3. Manifestations inhabituelles d’une pathologie commune.

Le praticien croit avoir identifié une maladie banale, comme la grippe saisonnière, mais observe chez ses patients des complications plus nombreuses que prévues, ou des décès. La maladie peut aussi toucher une population inhabituelle, une tranche d’âge en particulier.

4. Manifestations rares d’une pathologie.

C’est le cas, par exemple, d’un charbon pulmonaire. Comme la plupart des cas de charbon sont cutanés, la présence d’un seul cas de la forme respiratoire suggère une origine malveillante à l’affection.

5. Niveau d’alerte.

La vigilance du praticien doit être accrue dans un contexte de menace terroriste en général, et bien entendu encore davantage si la presse et les pouvoirs publics rapportent qu’un groupe terroriste a déclaré qu’il frapperait bientôt le pays en usant d’armes non conventionnelles.

L’existence d’un événement anormal, comme un accident, une explosion, auquel auraient assisté les malades, doit aussi amener le médecin à s’interroger.

6. Attaque bioterroriste avérée.

Il va de soi que si l’on a objectivé un attentat bioterroriste sur le territoire belge, le niveau de suspicion général doit être accru.

7. Épizootie concomitante.

De nombreuses maladies causées par les agents biologiques touchent aussi les animaux. Si l’on observe dans l’environnement des morts animales inexpliquées, d’autant plus si des pathologies humaines inhabituelles (en fréquence ou en symptomatologie) apparaissent, il importe d’inclure le bioterrorisme dans le diagnostic différentiel.

II. Établissement d’un diagnostic différentiel.


    En présence d’une suspicion épidémiologique suffisante, ou si les symptômes d’un seul individu suffisent à réveiller quelques notions enfouies dans la mémoire du praticien (par exemple : bubons, ou lésions suggérant un charbon cutané), ce dernier pourra utiliser l’algorithme présenté en annexe I de ce travail, ou sa version en ligne. Il suffit d’identifier quelle est la symptomatologie prédominante : dermatologique, neurologique, respiratoire, ou digestive, pour s’orienter vers diverses hypothèses. Pour chacune de celles-ci, une liste de diagnostics différentiels est proposée. Il incombe au praticien d’éliminer, par le raisonnement clinique ou le recours aux examens complémentaires adéquats, ces pathologies. Par exemple : en présence d’un syndrome pneumonique, avant de songer à la peste pulmonaire, il importe d’exclure la plus probable pneumonie acquise dans la communauté ; avant d’effrayer la population en annonçant le retour de la variole, il faut s’assurer qu’il ne s’agit pas d’une triviale varicelle.

III.  Actions.


La question légitime que se posent la plupart des médecins généralistes et urgentistes est la suivante :  « Une fois que je suspecte un événement bioterroriste, que dois-je faire ? »

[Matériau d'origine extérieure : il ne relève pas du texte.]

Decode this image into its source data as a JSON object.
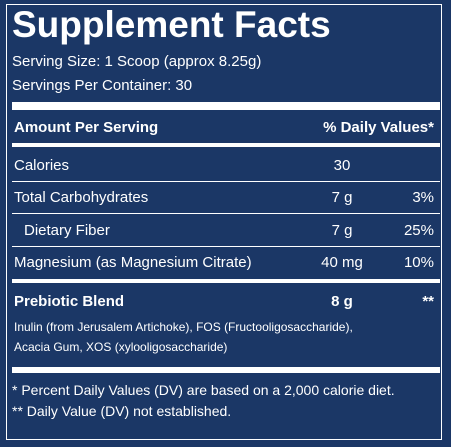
{
  "title": "Supplement Facts",
  "serving_size": "Serving Size: 1 Scoop (approx 8.25g)",
  "servings_per_container": "Servings Per Container: 30",
  "table": {
    "header": [
      "Amount Per Serving",
      "% Daily Values*"
    ],
    "rows": [
      {
        "name": "Calories",
        "amount": "30"
      },
      {
        "name": "Total Carbohydrates",
        "amount": "7 g",
        "dv": "3%"
      },
      {
        "name": "Dietary Fiber",
        "amount": "7 g",
        "dv": "25%"
      },
      {
        "name": "Magnesium (as Magnesium Citrate)",
        "amount": "40 mg",
        "dv": "10%"
      }
    ],
    "blend": {
      "name": "Prebiotic Blend",
      "amount": "8 g",
      "dv": "**",
      "description": [
        "Inulin (from Jerusalem Artichoke), FOS (Fructooligosaccharide),",
        "Acacia Gum, XOS (xylooligosaccharide)"
      ]
    }
  },
  "footnotes": [
    "* Percent Daily Values (DV) are based on a 2,000 calorie diet.",
    "** Daily Value (DV) not established."
  ]
}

Selon moi, la première étape consiste en un recoupement d’informations. Il s’agit de contacter des collègues pour leur demander s’ils ont noté, récemment, des pathologies anormales, cela afin de rendre plus probants les indices épidémiologiques.


Par exemple, le généraliste appellera les confrères de son GLEM, le responsable du cercle de gardes, le service d’urgence de l’hôpital le plus proche.

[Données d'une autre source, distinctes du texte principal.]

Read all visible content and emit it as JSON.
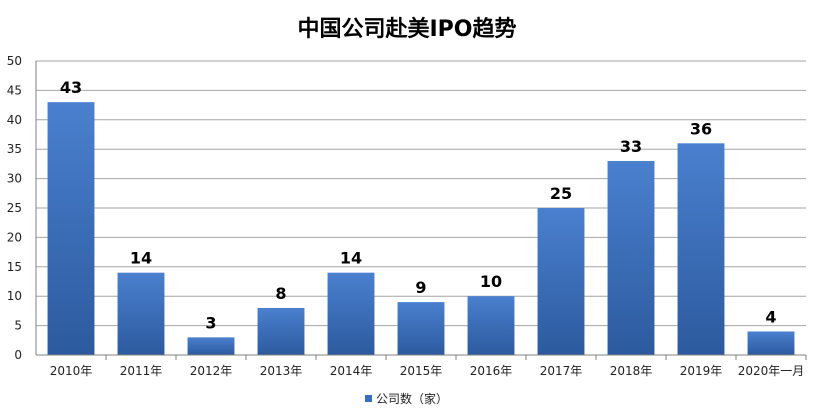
{
  "chart_data": {
    "type": "bar",
    "title": "中国公司赴美IPO趋势",
    "categories": [
      "2010年",
      "2011年",
      "2012年",
      "2013年",
      "2014年",
      "2015年",
      "2016年",
      "2017年",
      "2018年",
      "2019年",
      "2020年一月"
    ],
    "series": [
      {
        "name": "公司数（家）",
        "values": [
          43,
          14,
          3,
          8,
          14,
          9,
          10,
          25,
          33,
          36,
          4
        ]
      }
    ],
    "ylim": [
      0,
      50
    ],
    "yticks": [
      0,
      5,
      10,
      15,
      20,
      25,
      30,
      35,
      40,
      45,
      50
    ],
    "grid": true,
    "legend_position": "bottom",
    "bar_color": "#3a6fc0"
  }
}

Dans tous les cas, le praticien devra prévenir l’Inspecteur d’hygiène fédéral, qui prendra toutes les mesures que requiert la situation. (contact via le service 100)

    Selon la pathologie suspectée, avant même d’avoir infirmation ou confirmation du diagnostic, des mesures de précaution devront être envisagées. Je recommande au minimum que le patient soit isolé, qui à son domicile, si son état général le permet, qui en milieu hospitalier, et que les contacts reçoivent des consignes strictes d’auto-surveillance : prise régulière de la température corporelle notamment.


Notons d’emblée que le médecin traitant est bien évidemment lui aussi un contact, et qu’en l’hypothèse d’une maladie transmissible, il doit demeurer attentif aux symptômes qu’il pourrait lui-même présenter.


Dans les fiches (annexe) sont mentionnés, le cas échéant, prophylaxie et traitement. Ceux-ci ne devraient être prescrits qu’avec l’accord de l’inspecteur d’hygiène, ou en cas de force majeure, par défaut de consignes.